Jaksa Agung HM Prasetyo mengatakan belum bisa melakukan penyitaan aset karena sampai sekarang belum menerima salinan putusan MA dari Pengadilan Negeri Jakarta Selatan.
"Banyak pihak yang harus diajak bicara dalam masalah ini, kami akan terus berkoordinasi dengan PN Jaksel yang juga masih menunggu keluarnya salinan putusan MA," ujar Prasetyo di Jakarta, Kamis (13/8/2015).

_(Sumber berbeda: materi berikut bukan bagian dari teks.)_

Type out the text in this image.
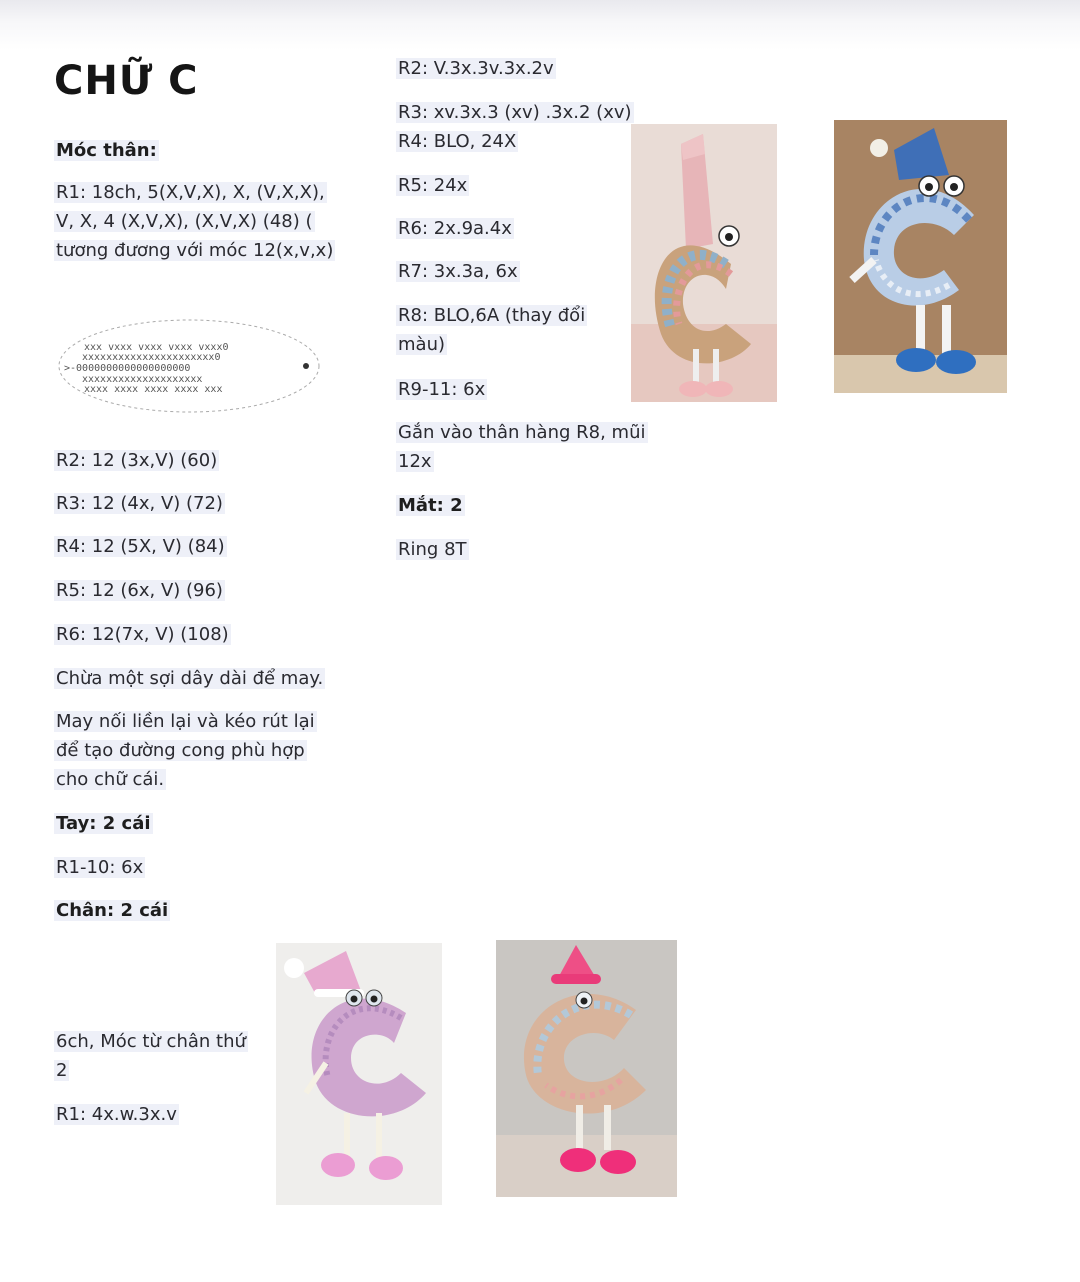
CHỮ C

Móc thân:

R1: 18ch, 5(X,V,X), X, (V,X,X), V, X, 4 (X,V,X), (X,V,X) (48) ( tương đương với móc 12(x,v,x)

xxx vxxx vxxx vxxx vxxx0
xxxxxxxxxxxxxxxxxxxxxx0
>-0000000000000000000
xxxxxxxxxxxxxxxxxxxx
xxxx xxxx xxxx xxxx xxx

R2: 12 (3x,V) (60)

R3: 12 (4x, V) (72)

R4: 12 (5X, V) (84)

R5: 12 (6x, V) (96)

R6: 12(7x, V) (108)

Chừa một sợi dây dài để may.

May nối liền lại và kéo rút lại để tạo đường cong phù hợp cho chữ cái.

Tay: 2 cái

R1-10: 6x

Chân: 2 cái

6ch, Móc từ chân thứ 2

R1: 4x.w.3x.v

R2: V.3x.3v.3x.2v

R3: xv.3x.3 (xv) .3x.2 (xv) R4: BLO, 24X

R5: 24x

R6: 2x.9a.4x

R7: 3x.3a, 6x

R8: BLO,6A (thay đổi màu)

R9-11: 6x

Gắn vào thân hàng R8, mũi 12x

Mắt: 2

Ring 8T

Kejaksaan berjanji segera menyita aset Soeharto, ahli waris dan Yayasan Supersemar sebesar Rp 4,4 triliun, usai menerima salinan putusan MA. Namun jaksa lebih dulu memverifikasi jumlah aset, nilai dan di mana saja ditempatkan.
Wakil Ketua MA Bidang Nonyudisial, Suwardi, bersama anggota majelis hakim Soltony Mohdally dan Mahdi Soroinda Nasution memutuskan mengabulkan gugatan Kejaksaan Agung terhadap mantan Presiden Soeharto. Vonis diputuskan pada 8 Juli 2015.
Kasus bermula saat Presiden Soeharto mengeluarkan Peraturan Pemerintah Nomor 15 Tahun 1976 yang menentukan lima dari 50 persen sisa bersih laba bank negara disetor ke Yayasan Supersemar.
Namun pihak Yayasan Supersemar tidak memenuhi pembayaran kas negara sebesar 5 persen dari total laba yang dihasilkan sesuai ketentuan yang disepakati. Akibatnya negara diperkirakan merugi sebesar 315 juta dolar Amerika dan Rp 139,438 miliar.
Berdasar putusan tersebut, MA mewajibkan Yayasan Supersemar membayar ganti rugi dan denda Rp 4,4 triliun dengan teknis yang akan diatur oleh Pengadilan Negeri Jakarta Selatan sebagai pengadilan tingkat pertama.